Eugen Bratan

Personal information
- Nationality: Moldova
- Born: 22 May 1981 (age 45) Cahul, Moldavian SSR
- Height: 1.76 m (5 ft 9+1⁄2 in)
- Weight: 94 kg (207 lb)

Sport
- Sport: Weightlifting
- Event: 94 kg

Medal record
Men's weightlifting
Representing Moldova
European Championships
| Bronze medal – third place | 2007 Strasbourg | 94 kg |

= Eugen Bratan =

Moldovan weightlifter (born 1981)

Eugen Bratan (also Evgheni Bratan, born May 22, 1981, in Cahul) is a Moldovan weightlifter. He won a bronze medal for the 94 kg class at the 2007 European Weightlifting Championships in Strasbourg, France, with a total of 382 kg. He is also a brother of two-time Olympian Alexandru Bratan (2000 and 2004).

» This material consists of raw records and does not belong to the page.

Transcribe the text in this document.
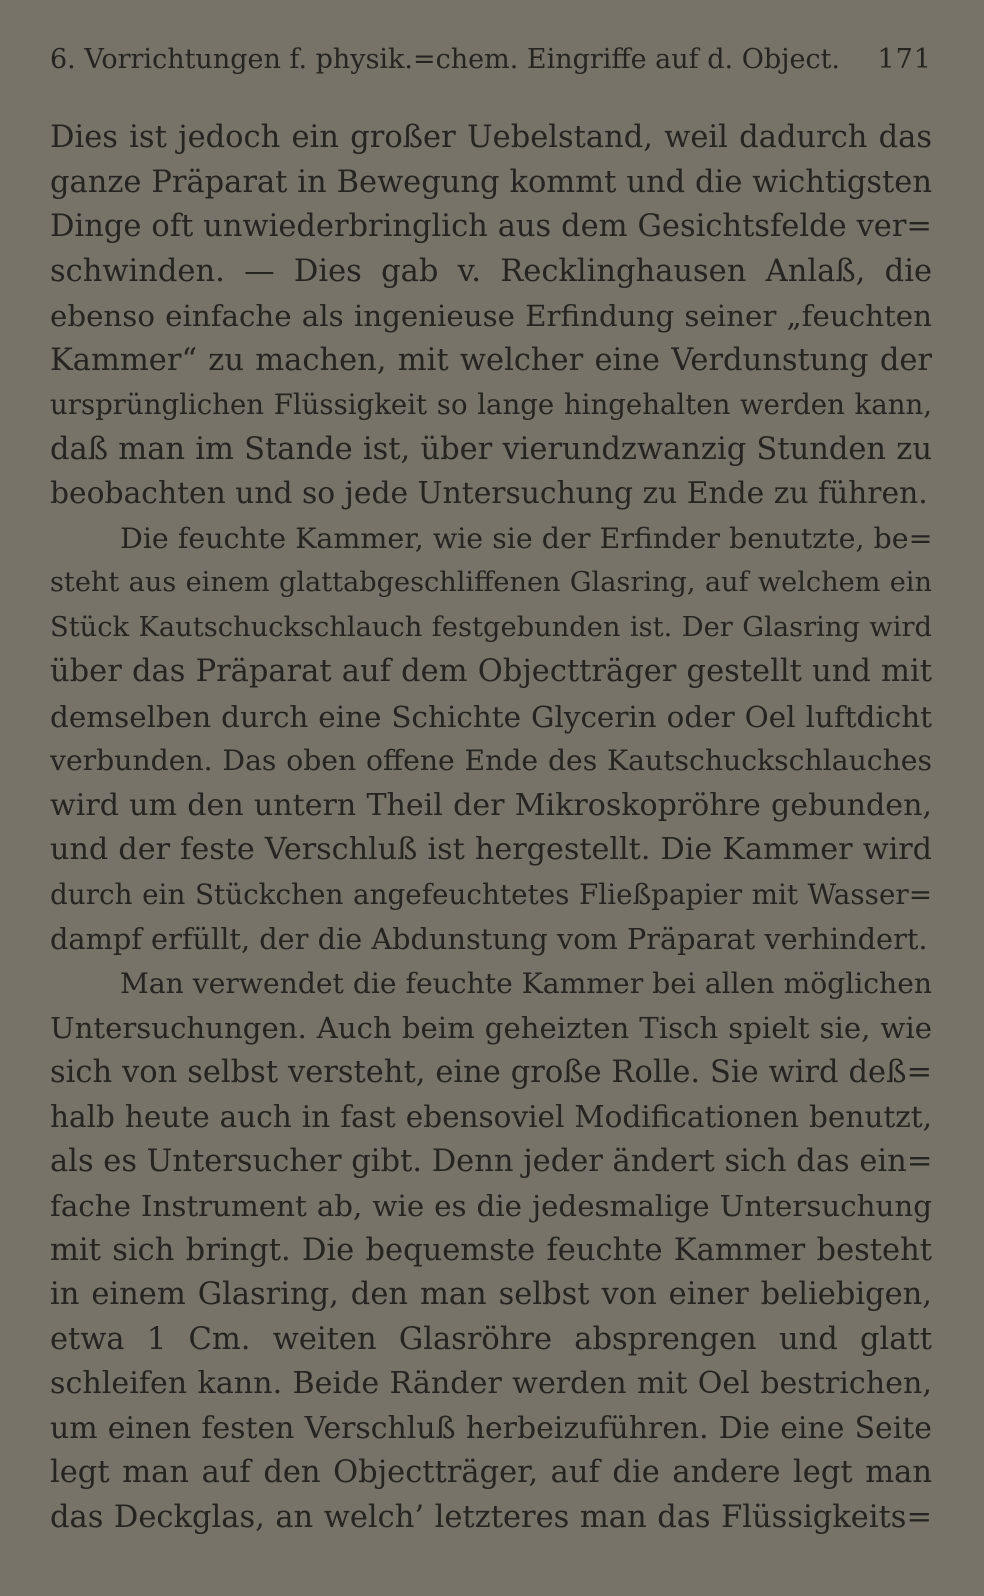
6. Vorrichtungen f. physik.=chem. Eingriffe auf d. Object. 171
Dies ist jedoch ein großer Uebelstand, weil dadurch das
ganze Präparat in Bewegung kommt und die wichtigsten
Dinge oft unwiederbringlich aus dem Gesichtsfelde ver=
schwinden. — Dies gab v. Recklinghausen Anlaß, die
ebenso einfache als ingenieuse Erfindung seiner „feuchten
Kammer“ zu machen, mit welcher eine Verdunstung der
ursprünglichen Flüssigkeit so lange hingehalten werden kann,
daß man im Stande ist, über vierundzwanzig Stunden zu
beobachten und so jede Untersuchung zu Ende zu führen.
Die feuchte Kammer, wie sie der Erfinder benutzte, be=
steht aus einem glattabgeschliffenen Glasring, auf welchem ein
Stück Kautschuckschlauch festgebunden ist. Der Glasring wird
über das Präparat auf dem Objectträger gestellt und mit
demselben durch eine Schichte Glycerin oder Oel luftdicht
verbunden. Das oben offene Ende des Kautschuckschlauches
wird um den untern Theil der Mikroskopröhre gebunden,
und der feste Verschluß ist hergestellt. Die Kammer wird
durch ein Stückchen angefeuchtetes Fließpapier mit Wasser=
dampf erfüllt, der die Abdunstung vom Präparat verhindert.
Man verwendet die feuchte Kammer bei allen möglichen
Untersuchungen. Auch beim geheizten Tisch spielt sie, wie
sich von selbst versteht, eine große Rolle. Sie wird deß=
halb heute auch in fast ebensoviel Modificationen benutzt,
als es Untersucher gibt. Denn jeder ändert sich das ein=
fache Instrument ab, wie es die jedesmalige Untersuchung
mit sich bringt. Die bequemste feuchte Kammer besteht
in einem Glasring, den man selbst von einer beliebigen,
etwa 1 Cm. weiten Glasröhre absprengen und glatt
schleifen kann. Beide Ränder werden mit Oel bestrichen,
um einen festen Verschluß herbeizuführen. Die eine Seite
legt man auf den Objectträger, auf die andere legt man
das Deckglas, an welch’ letzteres man das Flüssigkeits=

Bratan made his official debut for the 2004 Summer Olympics in Athens, where he competed in the men's middle heavyweight category class (94 kg). He finished only in tenth place by 2.5 kilograms short of his record from Spain's Santiago Martínez, with a total of 380 kg (175 in the snatch and 205 in the clean and jerk).

At the 2008 Summer Olympics in Beijing, Bratan qualified for the second time in the men's 94 kg class, after winning the bronze medal in the snatch from the 2007 World Weightlifting Championships in Chiang Mai, Thailand. Bratan placed thirteenth in this event, as he successfully lifted 170 kg in the single-motion snatch, and hoisted 200 kg in the two-part, shoulder-to-overhead clean and jerk, for a total of 370 kg.